I’m getting ahead of the story a little. First, Meyer had the idea of putting together news and pictures for a new generation that wants to see everything on the small screen. I chatted with Meyer over the phone last week while he was out in California for the Apple World Wide Developer Conference. He’s hoping Apple will feature his photojournalism app, Fresco on the AppStore page.
He told me that since his peers are getting their news from Twitter and Facebook, he had the thought about a year ago–actually at WWDC in 2013– there should be a more efficient way to absorb news quickly.
So if a picture is like a hundred tweets, and assuming you can sift through the news and aggregate the most newsworthy photos, then you’d have the makings for a powerful service. Which is what he did … while still a student at NYU’s engineering school. By the way his TapMedia company–headquartered in SoHo–already has a successful track record with several other iTunes apps.

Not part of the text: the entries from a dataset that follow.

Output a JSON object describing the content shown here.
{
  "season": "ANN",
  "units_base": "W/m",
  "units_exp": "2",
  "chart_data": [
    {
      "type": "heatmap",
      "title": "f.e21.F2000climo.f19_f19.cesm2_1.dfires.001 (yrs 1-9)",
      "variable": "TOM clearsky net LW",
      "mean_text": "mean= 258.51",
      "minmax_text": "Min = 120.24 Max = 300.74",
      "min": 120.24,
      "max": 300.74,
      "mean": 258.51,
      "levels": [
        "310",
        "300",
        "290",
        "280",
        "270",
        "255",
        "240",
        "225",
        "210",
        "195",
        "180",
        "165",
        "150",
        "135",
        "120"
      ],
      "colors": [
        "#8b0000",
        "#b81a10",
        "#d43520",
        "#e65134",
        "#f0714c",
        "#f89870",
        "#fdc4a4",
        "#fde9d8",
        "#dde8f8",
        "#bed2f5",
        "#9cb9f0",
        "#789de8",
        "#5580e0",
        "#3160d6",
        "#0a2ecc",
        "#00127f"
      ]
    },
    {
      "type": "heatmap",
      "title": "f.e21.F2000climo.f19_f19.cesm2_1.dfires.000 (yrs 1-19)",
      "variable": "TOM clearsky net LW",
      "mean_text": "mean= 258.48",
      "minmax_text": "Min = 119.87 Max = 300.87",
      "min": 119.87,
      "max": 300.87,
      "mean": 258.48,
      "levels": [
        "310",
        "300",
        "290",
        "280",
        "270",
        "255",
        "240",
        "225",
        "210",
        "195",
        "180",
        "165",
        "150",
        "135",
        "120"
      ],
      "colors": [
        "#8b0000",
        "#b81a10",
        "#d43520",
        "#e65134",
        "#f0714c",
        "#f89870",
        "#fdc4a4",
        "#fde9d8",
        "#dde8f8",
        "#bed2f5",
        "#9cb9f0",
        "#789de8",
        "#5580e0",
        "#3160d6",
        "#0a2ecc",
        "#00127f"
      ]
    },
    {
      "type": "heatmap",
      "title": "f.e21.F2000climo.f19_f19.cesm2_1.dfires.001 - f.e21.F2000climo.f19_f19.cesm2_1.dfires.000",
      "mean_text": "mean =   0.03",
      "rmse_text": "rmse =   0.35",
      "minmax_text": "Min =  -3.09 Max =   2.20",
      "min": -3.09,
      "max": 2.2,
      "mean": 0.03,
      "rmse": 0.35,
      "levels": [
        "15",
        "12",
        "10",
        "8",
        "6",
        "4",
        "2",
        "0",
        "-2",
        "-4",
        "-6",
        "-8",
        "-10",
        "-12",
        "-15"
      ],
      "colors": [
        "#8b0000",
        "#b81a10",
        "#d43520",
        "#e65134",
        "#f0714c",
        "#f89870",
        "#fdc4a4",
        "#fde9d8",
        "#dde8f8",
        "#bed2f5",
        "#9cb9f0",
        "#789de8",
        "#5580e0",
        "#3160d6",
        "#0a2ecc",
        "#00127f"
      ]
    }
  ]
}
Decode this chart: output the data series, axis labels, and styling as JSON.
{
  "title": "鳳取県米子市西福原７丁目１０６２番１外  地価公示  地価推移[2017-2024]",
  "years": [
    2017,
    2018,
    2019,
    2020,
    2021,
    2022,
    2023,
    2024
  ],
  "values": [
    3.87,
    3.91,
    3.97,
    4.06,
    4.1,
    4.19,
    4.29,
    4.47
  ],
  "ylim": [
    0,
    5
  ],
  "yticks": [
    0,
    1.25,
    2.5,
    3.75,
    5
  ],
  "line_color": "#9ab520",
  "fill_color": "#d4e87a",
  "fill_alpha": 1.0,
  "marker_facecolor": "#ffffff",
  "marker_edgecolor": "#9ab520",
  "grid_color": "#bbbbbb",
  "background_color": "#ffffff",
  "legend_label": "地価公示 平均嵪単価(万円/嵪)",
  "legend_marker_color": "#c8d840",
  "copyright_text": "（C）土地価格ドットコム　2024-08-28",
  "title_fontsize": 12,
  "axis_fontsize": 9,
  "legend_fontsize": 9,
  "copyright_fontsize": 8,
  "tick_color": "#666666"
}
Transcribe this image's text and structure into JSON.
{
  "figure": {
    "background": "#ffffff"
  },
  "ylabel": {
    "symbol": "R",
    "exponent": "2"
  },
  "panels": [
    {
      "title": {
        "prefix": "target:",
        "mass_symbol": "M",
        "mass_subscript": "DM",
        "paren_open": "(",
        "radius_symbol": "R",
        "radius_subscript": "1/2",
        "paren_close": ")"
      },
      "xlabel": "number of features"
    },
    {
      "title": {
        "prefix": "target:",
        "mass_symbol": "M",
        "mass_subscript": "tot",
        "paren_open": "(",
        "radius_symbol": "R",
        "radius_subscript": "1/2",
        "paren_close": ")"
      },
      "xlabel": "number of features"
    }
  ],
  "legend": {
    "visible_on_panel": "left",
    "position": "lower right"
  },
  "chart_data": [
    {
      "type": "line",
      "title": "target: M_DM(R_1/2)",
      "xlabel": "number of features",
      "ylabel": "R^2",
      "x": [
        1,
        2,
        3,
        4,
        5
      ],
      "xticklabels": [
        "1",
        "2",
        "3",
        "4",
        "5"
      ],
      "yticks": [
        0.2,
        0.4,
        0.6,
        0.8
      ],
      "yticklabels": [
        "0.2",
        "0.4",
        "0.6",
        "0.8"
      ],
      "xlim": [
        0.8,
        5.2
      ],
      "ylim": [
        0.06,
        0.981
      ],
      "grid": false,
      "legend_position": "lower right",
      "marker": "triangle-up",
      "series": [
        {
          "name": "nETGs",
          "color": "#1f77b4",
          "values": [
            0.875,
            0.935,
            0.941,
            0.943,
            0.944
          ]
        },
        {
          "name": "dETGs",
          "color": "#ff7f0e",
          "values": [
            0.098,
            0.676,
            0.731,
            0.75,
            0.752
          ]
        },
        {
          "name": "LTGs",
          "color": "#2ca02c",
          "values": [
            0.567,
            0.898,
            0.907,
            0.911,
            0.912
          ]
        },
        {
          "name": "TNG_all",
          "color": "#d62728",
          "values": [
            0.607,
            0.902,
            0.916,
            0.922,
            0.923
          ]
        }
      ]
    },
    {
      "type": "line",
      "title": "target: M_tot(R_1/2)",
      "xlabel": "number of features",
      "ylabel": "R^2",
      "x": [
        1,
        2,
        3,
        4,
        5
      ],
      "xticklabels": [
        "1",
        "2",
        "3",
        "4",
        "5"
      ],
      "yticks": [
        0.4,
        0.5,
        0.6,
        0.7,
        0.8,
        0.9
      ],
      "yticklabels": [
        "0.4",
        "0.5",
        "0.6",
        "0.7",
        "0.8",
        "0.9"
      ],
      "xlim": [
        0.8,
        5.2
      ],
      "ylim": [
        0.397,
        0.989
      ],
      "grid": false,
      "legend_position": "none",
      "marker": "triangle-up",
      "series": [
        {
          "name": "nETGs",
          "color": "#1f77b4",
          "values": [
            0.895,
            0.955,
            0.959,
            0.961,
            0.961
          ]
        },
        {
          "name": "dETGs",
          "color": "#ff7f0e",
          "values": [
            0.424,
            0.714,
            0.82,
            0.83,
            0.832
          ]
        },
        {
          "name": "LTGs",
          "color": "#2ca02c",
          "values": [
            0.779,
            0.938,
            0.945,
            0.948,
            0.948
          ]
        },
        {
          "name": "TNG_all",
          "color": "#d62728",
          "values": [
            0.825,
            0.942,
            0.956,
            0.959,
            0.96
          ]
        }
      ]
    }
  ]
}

So I downloaded Fresco early last week,and I’m noticing I’m using it during my morning commute. Sure, there are other services, but this one is simple and straightforward. Let’s face it, it’s not just Millenials, but just about everyone I see is using their smartphone to look at their emails and take calls during morning and evening rush hours. The next to-do is catch up on events, and then it’s a short hop to Fresco’s top stories.

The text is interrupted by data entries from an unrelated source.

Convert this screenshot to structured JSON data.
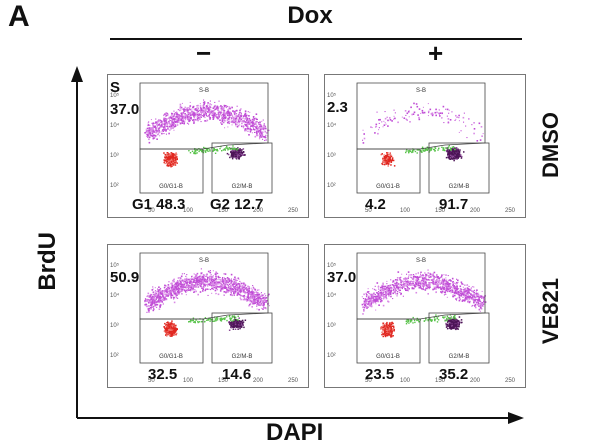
{
  "figure": {
    "panel_letter": "A",
    "dox_title": "Dox",
    "conditions": [
      "−",
      "+"
    ],
    "row_labels": [
      "DMSO",
      "VE821"
    ],
    "y_axis_label": "BrdU",
    "x_axis_label": "DAPI",
    "gates": {
      "s": "S-B",
      "g0g1": "G0/G1-B",
      "g2m": "G2/M-B"
    },
    "x_ticks": [
      "50",
      "100",
      "150",
      "200",
      "250"
    ],
    "y_ticks": [
      "10²",
      "10³",
      "10⁴",
      "10⁵"
    ],
    "plots": [
      {
        "id": "dmso-minus",
        "s_label": "S",
        "s_value": "37.0",
        "g1_value": "G1 48.3",
        "g2_value": "G2 12.7"
      },
      {
        "id": "dmso-plus",
        "s_label": "",
        "s_value": "2.3",
        "g1_value": "4.2",
        "g2_value": "91.7"
      },
      {
        "id": "ve821-minus",
        "s_label": "",
        "s_value": "50.9",
        "g1_value": "32.5",
        "g2_value": "14.6"
      },
      {
        "id": "ve821-plus",
        "s_label": "",
        "s_value": "37.0",
        "g1_value": "23.5",
        "g2_value": "35.2"
      }
    ],
    "colors": {
      "s_phase": "#c04cd6",
      "g1_phase": "#e0261f",
      "g2_phase": "#4d1557",
      "green_band": "#58c24a"
    }
  }
}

For now, Meyer has an arrangement with AP and licenses their photos–makes sense since he was just starting up. He’s got some interesting plans going forward involving revenue sharing arrangements with both photo pros and amateurs. On his roadmap is a push service that will send alerts to Fresco subscribers based on location. He told me it’s expensive for, say, The New York Times to send a photographer to Thailand to cover the coup.
A local Fresco subscriber can take the pics, which Fresco will use for its own service and then license to the Times, AP, or other media outlets. Splitting the revenue, of course.